I’ve come to the realization that I like my jazz on the soft side. I’m not talking about lite jazz or soft jazz or any of that twinkly keyboard stuff, nor am I just thinking of ballads. I’m talking about quiet rather than soft, music that’s full of space so you can change perspectives on the performance. I want to spend time with teeny tiny details rather than big, chugging orchestral machines. This is a realization that arrived alongside of Finding Seagulls from Little North.
This Little North album came out of nowhere. Someone just sent it to me, and then weeks later sent a follow-up as to what I thought. I couldn’t find this album anywhere in the review pile; they sent another. It sat unopened for nearly a week, just so much going on around here lately, and when I finally got around to listening to it I was quickly enthralled with the quiet and the space.

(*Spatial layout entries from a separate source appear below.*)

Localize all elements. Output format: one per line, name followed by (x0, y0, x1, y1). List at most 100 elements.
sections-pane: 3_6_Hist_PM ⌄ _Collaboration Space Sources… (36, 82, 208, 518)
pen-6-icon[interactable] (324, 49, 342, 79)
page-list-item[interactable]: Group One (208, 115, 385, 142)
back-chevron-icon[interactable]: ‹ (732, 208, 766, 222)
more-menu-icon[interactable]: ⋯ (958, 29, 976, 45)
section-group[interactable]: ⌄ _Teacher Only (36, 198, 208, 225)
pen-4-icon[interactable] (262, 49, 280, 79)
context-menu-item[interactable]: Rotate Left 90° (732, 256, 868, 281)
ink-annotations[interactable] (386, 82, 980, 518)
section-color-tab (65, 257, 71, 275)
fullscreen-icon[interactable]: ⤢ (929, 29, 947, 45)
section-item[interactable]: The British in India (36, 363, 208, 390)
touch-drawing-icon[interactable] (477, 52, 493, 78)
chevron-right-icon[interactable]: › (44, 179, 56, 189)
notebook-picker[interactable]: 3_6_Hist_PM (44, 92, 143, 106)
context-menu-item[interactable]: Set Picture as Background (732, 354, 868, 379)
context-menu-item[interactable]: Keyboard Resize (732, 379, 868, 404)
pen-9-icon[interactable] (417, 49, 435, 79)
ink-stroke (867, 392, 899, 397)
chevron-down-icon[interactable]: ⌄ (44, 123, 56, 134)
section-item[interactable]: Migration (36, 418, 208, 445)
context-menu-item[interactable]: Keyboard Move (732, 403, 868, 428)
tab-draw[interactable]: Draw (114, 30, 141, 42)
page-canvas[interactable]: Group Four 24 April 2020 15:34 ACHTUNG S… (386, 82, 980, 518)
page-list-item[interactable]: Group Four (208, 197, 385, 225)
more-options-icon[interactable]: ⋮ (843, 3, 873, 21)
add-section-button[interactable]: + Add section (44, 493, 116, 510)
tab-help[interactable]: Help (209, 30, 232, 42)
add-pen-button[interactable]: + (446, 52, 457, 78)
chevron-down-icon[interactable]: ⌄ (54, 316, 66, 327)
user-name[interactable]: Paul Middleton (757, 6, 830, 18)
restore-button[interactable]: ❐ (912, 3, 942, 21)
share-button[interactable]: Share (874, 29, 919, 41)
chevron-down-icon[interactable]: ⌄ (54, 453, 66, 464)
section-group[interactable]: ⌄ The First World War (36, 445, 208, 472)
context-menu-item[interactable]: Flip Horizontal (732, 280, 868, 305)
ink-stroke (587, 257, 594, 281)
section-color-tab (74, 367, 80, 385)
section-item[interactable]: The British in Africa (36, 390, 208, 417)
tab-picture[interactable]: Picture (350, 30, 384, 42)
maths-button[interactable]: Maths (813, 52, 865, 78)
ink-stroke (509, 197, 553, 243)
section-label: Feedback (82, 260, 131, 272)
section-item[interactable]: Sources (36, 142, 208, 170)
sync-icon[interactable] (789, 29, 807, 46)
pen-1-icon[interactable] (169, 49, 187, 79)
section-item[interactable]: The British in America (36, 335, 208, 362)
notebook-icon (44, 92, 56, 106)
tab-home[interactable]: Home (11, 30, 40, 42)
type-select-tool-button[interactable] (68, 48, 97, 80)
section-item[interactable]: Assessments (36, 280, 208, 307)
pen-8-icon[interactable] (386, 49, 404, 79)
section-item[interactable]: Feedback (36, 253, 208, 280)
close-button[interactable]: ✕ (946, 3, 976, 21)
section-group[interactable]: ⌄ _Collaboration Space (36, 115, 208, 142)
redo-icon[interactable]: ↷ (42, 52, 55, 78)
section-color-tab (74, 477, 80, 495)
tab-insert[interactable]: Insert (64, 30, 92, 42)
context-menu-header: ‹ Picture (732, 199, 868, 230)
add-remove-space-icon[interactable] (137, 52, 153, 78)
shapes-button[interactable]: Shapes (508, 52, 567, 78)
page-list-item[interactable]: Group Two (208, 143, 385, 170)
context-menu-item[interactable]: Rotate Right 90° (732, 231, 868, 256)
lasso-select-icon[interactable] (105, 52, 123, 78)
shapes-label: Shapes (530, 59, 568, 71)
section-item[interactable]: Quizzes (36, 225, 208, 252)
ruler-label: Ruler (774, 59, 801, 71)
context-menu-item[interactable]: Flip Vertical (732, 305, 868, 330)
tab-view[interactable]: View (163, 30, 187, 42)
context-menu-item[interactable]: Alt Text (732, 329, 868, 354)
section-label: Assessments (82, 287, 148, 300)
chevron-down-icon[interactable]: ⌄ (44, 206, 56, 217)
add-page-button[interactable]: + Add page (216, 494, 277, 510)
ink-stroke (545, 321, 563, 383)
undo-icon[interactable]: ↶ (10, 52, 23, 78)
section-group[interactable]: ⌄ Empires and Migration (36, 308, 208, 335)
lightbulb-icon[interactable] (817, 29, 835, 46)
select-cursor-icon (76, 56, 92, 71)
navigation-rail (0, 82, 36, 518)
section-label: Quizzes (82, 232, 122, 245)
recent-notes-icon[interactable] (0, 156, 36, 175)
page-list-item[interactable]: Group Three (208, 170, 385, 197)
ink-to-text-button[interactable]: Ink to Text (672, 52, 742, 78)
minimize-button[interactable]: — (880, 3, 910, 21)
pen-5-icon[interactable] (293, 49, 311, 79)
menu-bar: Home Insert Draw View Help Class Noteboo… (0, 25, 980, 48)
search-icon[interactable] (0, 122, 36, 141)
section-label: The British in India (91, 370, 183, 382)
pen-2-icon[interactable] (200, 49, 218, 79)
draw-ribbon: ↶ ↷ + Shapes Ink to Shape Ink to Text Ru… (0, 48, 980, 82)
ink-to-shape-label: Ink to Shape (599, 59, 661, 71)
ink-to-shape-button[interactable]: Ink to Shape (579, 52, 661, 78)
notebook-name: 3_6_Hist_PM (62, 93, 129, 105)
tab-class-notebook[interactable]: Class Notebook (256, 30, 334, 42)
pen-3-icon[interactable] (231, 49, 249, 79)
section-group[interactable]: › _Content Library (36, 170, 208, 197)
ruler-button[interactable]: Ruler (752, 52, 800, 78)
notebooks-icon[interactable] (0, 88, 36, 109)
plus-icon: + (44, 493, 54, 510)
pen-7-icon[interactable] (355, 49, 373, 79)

Little North sounded familiar. Not so much the individual components of this jazz piano trio, pianist Benjamin Jacobsen, bassist Martin Rasmussen and drummer Lasse Jacobsen, but in the overall tone. The quiet, the beauty that’s equally offset by a measure of emptiness…could this be Scandinavian?
Indeed, Little North is from Denmark, and before you accuse me of stereotyping Scandinavian music as bleak I’ll have you know that the liner notes of Finding Seagulls uses the word melancholic in the first sentence. (Later, gloomy and minimalist are employed, so it’s not just me.) But that’s why I’m drawn to this music, all those sublime 2L Recordings releases from Norway, Lars Jakob Rudjord and Ingvild Koksvik, and possibly an emerging fascination with Grieg and Sibelius. I love this sound, this mixture of emotions and sometimes the deliberate absence of any emotion at all.
Plus, this pressing is absolutely superb. The depth of the decay bouncing through those cavernous expanses between musicians is astonishing. The original compositions use appealing and accessible melodies to present you with fascinating and complex ideas, and you feel like you’re having your cake and eating it, too. It’s a gorgeous, intriguing album, and now I need to investigate Little North further.